The third tip is to activate your Vagus nerve. The vagus nerve is your closest ally in staying well. And there are a wide range of activities and techniques for stimulating this essential nerve that I talked about a lot of my videos. My personal favourite, is coherent breathing, which means breathing at a balanced manner, at a rate of about five breaths a minute, try to do this for 20 minutes a day, even if you break it up into periods of five minutes. And you can use the breathing paces such as the videos on my channel, you can use your Apple Watch, or ideally the Heartmath Inner Balance device. Other ways to stimulate your vagus nerve include splashing your face with cold water doing yoga or someone in your bubble, massage your neck. Now it’s a little known fact that the Vagus nerve innervates the facial muscles, so why not try watching comedies that make you laugh because laughing is an incredibly restorative activity.
There are of course technologies that also stimulate the Vagus nerve for you. And these include the Neuvana Xen if you can get hold of it in your country, and you will find other technologies listed in the description below.

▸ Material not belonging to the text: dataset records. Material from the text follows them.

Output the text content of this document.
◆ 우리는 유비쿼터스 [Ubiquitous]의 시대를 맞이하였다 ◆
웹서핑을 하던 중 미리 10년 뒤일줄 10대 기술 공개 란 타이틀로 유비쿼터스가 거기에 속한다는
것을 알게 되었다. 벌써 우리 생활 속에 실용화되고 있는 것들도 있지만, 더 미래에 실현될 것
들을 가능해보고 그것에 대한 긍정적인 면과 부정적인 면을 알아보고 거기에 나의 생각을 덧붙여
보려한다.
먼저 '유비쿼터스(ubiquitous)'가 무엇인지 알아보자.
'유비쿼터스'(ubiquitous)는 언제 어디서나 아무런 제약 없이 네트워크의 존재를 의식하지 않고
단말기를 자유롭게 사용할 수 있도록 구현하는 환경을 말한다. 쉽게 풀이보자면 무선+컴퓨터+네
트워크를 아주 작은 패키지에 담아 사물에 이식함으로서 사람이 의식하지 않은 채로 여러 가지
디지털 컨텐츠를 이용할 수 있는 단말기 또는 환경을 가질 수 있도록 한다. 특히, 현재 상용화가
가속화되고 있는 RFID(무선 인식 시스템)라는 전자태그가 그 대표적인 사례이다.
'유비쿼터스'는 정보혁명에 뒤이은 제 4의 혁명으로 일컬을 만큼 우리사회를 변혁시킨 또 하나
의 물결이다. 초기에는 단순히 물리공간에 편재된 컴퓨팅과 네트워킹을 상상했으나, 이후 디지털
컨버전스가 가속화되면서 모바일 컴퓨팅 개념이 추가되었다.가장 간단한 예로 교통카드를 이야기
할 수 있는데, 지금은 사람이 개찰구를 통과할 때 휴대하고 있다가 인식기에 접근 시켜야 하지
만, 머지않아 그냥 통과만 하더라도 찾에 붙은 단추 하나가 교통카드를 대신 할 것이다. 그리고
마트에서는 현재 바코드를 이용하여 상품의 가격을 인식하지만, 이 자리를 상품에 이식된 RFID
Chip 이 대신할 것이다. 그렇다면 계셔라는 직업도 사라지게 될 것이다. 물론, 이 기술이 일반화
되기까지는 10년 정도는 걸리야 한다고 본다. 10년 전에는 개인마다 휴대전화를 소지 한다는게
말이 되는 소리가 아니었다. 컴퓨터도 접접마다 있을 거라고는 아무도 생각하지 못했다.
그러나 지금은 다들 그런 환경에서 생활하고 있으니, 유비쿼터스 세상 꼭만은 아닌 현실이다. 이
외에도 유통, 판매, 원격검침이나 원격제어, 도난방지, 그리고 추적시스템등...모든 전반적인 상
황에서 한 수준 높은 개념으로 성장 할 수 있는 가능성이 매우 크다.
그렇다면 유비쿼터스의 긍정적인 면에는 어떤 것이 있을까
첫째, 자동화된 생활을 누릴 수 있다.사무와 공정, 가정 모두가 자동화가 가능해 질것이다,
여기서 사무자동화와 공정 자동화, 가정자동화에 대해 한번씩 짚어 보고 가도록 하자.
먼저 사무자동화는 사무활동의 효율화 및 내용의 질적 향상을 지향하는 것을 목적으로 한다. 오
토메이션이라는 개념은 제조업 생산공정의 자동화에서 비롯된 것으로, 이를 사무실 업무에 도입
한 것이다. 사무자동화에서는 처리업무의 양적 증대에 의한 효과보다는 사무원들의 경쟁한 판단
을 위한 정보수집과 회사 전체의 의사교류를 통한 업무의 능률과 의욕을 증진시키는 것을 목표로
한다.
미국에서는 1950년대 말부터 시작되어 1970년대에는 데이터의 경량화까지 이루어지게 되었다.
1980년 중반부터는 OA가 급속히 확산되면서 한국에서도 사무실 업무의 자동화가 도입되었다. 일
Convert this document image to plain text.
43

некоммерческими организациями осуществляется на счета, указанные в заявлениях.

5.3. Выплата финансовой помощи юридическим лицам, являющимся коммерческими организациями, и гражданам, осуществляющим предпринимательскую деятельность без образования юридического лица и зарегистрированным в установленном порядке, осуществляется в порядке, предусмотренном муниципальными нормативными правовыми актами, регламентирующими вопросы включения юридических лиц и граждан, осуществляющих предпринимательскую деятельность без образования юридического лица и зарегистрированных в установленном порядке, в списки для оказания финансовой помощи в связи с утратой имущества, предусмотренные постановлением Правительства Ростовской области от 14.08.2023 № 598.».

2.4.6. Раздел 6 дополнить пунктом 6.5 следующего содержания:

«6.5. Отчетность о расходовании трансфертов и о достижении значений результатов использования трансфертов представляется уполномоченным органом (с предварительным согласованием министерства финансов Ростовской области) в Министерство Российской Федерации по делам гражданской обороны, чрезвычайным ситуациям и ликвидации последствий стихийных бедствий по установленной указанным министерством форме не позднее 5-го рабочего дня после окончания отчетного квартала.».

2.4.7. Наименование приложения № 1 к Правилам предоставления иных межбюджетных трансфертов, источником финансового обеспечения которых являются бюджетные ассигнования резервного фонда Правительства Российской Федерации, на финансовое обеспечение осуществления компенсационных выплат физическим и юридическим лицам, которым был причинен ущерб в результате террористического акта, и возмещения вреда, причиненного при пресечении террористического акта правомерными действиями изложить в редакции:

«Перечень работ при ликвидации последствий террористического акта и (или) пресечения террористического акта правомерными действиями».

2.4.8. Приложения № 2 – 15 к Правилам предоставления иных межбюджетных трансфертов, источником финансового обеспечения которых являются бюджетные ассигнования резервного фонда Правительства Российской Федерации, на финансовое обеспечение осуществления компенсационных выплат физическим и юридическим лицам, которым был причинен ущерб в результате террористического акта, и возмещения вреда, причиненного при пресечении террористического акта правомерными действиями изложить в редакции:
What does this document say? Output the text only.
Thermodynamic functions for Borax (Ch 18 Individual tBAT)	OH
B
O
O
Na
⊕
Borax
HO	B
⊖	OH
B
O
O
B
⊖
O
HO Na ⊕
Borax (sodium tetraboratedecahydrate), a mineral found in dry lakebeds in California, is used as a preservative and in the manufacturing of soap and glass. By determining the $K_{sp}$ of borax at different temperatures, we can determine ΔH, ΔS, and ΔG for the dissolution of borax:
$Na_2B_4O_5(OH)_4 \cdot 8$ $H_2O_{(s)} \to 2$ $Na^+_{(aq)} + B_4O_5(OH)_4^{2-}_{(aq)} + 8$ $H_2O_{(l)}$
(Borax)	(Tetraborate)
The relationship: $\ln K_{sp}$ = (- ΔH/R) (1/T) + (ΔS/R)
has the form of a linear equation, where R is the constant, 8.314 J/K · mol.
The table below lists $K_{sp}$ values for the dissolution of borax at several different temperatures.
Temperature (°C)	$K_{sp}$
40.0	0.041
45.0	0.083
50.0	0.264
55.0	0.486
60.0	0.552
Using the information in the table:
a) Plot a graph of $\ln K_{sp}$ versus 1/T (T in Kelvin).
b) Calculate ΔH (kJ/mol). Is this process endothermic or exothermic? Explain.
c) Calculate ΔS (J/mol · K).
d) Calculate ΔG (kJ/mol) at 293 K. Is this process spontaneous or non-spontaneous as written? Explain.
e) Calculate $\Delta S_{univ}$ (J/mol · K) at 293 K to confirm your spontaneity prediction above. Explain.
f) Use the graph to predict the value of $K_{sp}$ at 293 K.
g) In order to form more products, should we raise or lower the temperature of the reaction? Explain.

The fourth and final tip is to do what I call Situational Analysis, which is a fancy way of doing what stoic practitioners call Enchiridion, something like that. And it’s simply about bringing focus to those things in your life that you can control, and recognising but not expending energy, worrying about things that are out of your control. So grab a pen and paper and write down a list of things that are going on around you that you cannot control, such as the state of the pandemic, what the government is or isn’t doing, whether the gym is open, what the weather’s doing. And when you can see friends and family face to face. I know it sounds a bit depressing. But it’s important for you to accept that these things will do what they do, whether or not you worry about them. Then write down what you can control, such as what you eat, how much you sleep and exercise, how much time you spend talking to friends and family, even if for the time being that might be through zoom. You can also write down things that you can do that will mitigate or lessen the impact of some of those things that you can’t control, such as staying healthy. Now, this is actually a far more productive way to help you develop your New Year’s resolutions. Because your New Year’s resolutions are far more likely to be realistic and achievable goals if you focus on those things that are within your sphere of control. Focusing on that which you control will give you more positive feedback.